Review: A Wish for Giants (2018)


+- Recommended with Discretion – NR, Drama, Fantasy 


A woman meets a young girl with a life threatening condition while doing volunteer work. The little girl has one unique wish: to find Bigfoot. And so the pair embark on a journey and must overcome obstacles that spell out certain disasters. A Wish for Giants isn’t the typical Bigfoot movie, and for that, it deserves credit.

A Wish for Giants‘ foundation was built for success. Unfortunately, the translation from script-to-screen left much to be desired. Overall, the weakest portion of the film stems from the writing. At times, it does feel like a drama and then other times it comes across as more of a political thriller. The tonal shifts are jarring and instantly removed me from the story being told; it felt like three or four different movies wedged together disproportionately.

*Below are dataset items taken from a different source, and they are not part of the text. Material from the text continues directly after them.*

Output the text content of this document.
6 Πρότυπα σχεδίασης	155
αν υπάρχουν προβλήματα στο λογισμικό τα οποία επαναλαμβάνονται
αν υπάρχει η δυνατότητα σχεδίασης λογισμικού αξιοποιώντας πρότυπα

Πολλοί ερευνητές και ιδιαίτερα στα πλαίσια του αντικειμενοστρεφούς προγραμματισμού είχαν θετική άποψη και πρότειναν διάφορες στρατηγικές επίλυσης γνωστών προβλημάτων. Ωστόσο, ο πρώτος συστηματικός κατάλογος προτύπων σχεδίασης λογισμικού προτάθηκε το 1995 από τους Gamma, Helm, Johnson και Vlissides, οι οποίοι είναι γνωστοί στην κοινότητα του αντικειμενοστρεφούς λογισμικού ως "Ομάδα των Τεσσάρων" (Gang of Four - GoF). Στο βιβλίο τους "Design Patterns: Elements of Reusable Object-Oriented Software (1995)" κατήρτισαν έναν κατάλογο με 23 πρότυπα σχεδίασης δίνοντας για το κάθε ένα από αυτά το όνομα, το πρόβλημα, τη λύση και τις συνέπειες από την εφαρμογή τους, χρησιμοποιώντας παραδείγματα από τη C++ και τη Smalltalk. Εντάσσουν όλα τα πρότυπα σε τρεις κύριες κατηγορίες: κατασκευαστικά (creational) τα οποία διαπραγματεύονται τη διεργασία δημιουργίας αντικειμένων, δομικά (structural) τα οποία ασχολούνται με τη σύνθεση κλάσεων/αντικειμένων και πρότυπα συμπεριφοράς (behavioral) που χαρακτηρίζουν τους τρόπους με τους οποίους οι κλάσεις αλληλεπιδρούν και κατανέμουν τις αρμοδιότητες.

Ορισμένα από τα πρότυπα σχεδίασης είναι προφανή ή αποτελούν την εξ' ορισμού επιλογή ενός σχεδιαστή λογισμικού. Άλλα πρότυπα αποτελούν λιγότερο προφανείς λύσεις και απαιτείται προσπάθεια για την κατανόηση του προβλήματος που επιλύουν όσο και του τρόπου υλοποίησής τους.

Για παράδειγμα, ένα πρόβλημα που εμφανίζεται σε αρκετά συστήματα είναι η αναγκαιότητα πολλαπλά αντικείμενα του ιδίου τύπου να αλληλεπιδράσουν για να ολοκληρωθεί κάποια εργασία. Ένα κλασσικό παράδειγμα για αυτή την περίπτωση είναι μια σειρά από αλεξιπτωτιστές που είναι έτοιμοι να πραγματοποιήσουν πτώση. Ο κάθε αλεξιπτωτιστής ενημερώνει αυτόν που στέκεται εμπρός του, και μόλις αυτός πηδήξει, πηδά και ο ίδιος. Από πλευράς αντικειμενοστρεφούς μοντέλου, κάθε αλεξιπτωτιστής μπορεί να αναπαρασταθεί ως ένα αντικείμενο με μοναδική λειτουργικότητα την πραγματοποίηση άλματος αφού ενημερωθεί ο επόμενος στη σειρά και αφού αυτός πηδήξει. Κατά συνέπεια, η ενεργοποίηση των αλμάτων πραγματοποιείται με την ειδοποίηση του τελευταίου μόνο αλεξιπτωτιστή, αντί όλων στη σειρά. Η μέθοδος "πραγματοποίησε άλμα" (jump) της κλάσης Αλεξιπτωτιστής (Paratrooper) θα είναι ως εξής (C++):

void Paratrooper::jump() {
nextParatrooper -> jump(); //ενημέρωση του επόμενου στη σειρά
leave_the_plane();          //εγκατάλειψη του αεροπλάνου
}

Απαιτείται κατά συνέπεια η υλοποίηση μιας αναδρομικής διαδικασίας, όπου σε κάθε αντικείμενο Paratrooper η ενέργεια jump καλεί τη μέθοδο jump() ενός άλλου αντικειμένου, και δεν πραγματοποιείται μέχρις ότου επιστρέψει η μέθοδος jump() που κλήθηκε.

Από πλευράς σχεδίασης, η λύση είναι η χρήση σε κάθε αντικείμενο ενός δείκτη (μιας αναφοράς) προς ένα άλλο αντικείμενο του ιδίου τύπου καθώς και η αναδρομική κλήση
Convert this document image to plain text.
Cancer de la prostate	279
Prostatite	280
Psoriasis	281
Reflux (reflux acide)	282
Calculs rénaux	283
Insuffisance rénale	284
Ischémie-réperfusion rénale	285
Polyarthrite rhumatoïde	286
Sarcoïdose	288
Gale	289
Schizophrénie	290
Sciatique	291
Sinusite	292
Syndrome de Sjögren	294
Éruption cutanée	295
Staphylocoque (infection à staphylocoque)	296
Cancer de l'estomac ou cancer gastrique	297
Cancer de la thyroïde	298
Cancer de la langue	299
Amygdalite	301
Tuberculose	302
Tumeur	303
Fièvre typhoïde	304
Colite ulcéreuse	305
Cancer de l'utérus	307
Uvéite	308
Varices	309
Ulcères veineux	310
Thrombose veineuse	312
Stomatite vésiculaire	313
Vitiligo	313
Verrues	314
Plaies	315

Beyond the sub-par writing, the line delivery falls flat; many times teetering on cringe-worthy. I don’t believe these are truly bad actors, but they appear as so, simply due to the misplaced dialogue. Many of the characters are unlikable and the rest of them don’t have satisfying arcs or conclusions. It should be noted, however, that the screenplay was adapted from a novel of the same name by Aaron Dunbar. I haven’t read the novel, so it’s unclear if these dialogue pieces were copied from the original source material.

Still from A Wish for Giants

Color contrast is important for a film; especially when the themes rely on the visual cues. A Wish for Giants desperately needed color correction. Many camera shots, while varied, were dull; stripping the beautiful scenery of any real depth and complexity. Don Swanson (Forest Queen), was responsible for the direction, editing, and cinematography. The direction and cinematography were questionable at best, but it was the editing that salvaged any remaining compliments that I have outside of the plot.

Unlike many indie films, the editing made sense and the transitions were smooth when entering the next scene. Those transitions were accompanied by a sweeping, thematic score which sometimes felt disconnected from the story being presented. But the composition was mainly successful in garnering a semblance of emotion, nonetheless. If you are an indie film maker, A Wish for Giants is the perfect type of film to take notes on. Showing the most effective portions of indie film-making but also shedding some light on what might not work.



Author: Jared Charles

I am the owner of The Burrow Reviews. Currently studying Film, English, Political Science, and Gender Studies.